Early Response Transcription Factors in Erythroid Regeneration

Acute anemia activates distinct mechanisms from physiological erythropoiesis to increase red blood cell production. While erythroid regeneration in this context requires some critical cytokines (e.g., BMP-4), little is known about transcription factors (TFs) connecting growth factor stimulation to anemia-specific gene expression and cellular responses. We previously discovered that GATA1 and TAL1 control a cohort of composite cis-elements which are anemia-activated in erythroid progenitors and precursors during regeneration. Intriguingly, cis-regulatory activity and gene activation at these loci are delayed by several days following initial anemia onset by the red blood cell lysing chemical phenylhydrazine. This delay suggested that these elements were utilized for erythroid precursor expansion but not activation. We hypothesize that distinct TF mechanisms are early responders to erythroid regeneration.

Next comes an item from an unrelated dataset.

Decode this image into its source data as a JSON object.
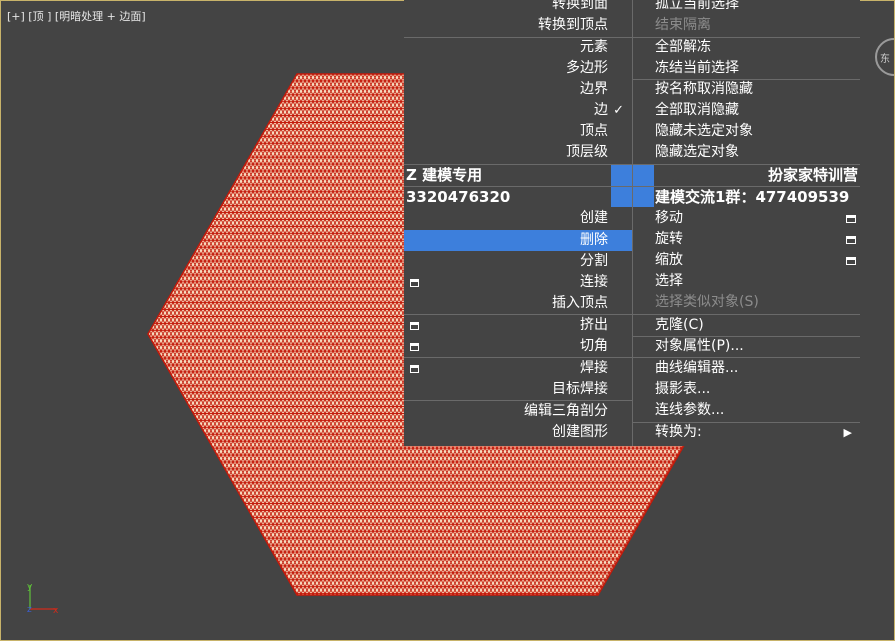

To identify early anemia response TFs, we compared transcript levels in mouse spleen Kit⁺ erythroid progenitors at days 0 and 1 post-anemia (anemia upregulated genes; p<0.05, fold change>1.5). Among upregulated genes, only 10 were TFs, and 3 of them (Jun, Junb, Fos) are components of Activator protein 1 (AP-1) transcription factor. All 3 transcripts were subsequently downregulated at 3 days after anemia. In physiological hematopoiesis, AP-1 is highly expressed in most cells but low within the erythroid lineage. These findings suggested transient anemia-activated AP-1 may initiate erythroid regeneration. While AP-1 is a big family, only JUN and FOS family exhibited transient anemia-activation. Genes containing AP-1 binding motifs were cell intrinsically upregulated post-anemia in Jun and Fos-expressing cells. To determine Jun TF activity in anemia, we performed phospho-flow cytometry in Lin- spleen cells from mice after inducing anemia. We discovered that at Day 1 vs Control, the median fluorescence intensity (MFI) of Kit⁺CD71⁺Ter119⁺ cells stained with total Jun or phospho-Jun (p-Jun) antibodies increased 2.0-fold (p=0.03) and 2.9-fold (p=0.04), respectively. Concurring with transcript levels, both total and p-Jun protein increased between 6- and 24-hours post-anemia and decreased at 72 hours. These changes post-anemia were absent in non-erythroid (CD71^-Ter119^-) and Kit^- cells. These data demonstrated a transient increase in JUN TF activity early during the anemia response in erythroid progenitor/precursors.

AP-1 activity is commonly elevated in response to a variety of stressors, including hypoxia and inflammation. Given the limited sets of transcripts upregulated at early anemia time points, direct AP-1 targets may be required for establishing an anemia-dependent transcriptome. To identify AP-1 target genes in erythroid regeneration, we selected genetic loci nearby (distance <100kb) AP-1-occupied cis-elements in human erythroleukemia (K562) or mouse erythroid progenitor cells (GEO: GSE31477, 208960, 170378, 172818). 50 potential AP-1 target genes were upregulated in stress erythroid precursors on day 3 vs day 1 post-anemia. Seven anemia-regulated transcription factors (SOX6, E2F2, TAL1, TFDP2, FOXO3, GFI1B, MAFG) reside at loci containing candidate AP-1 cis-elements. The T-cell Acute Lymphoblastic Leukemia-1 (TAL1) TF cooperates with GATA1 at E-box-GATA composite cis-elements to promote transcription of a number of erythroid-specific genes, several of which are needed for effective erythroid regeneration. Knockdown approaches will be used to test whether Jun expression and activity promotes the anemia-dependent transcriptome, stress erythroid precursor differentiation, and cell survival during erythroid regeneration. Given that Jun can be activated by BMP-4 signaling via the Jun kinase (JNK) pathway, and the requirement for BMP-4 in erythroid regeneration, we are investigating whether BMP-4 stimulation (or other cytokines) phosphorylates Jun to establish the regenerative transcriptome at early time points post-anemia. These studies will improve our understanding of transcriptional mechanisms driving erythroid regenerative responses, which can be useful for identifying new therapeutic targets for acute/chronic anemias.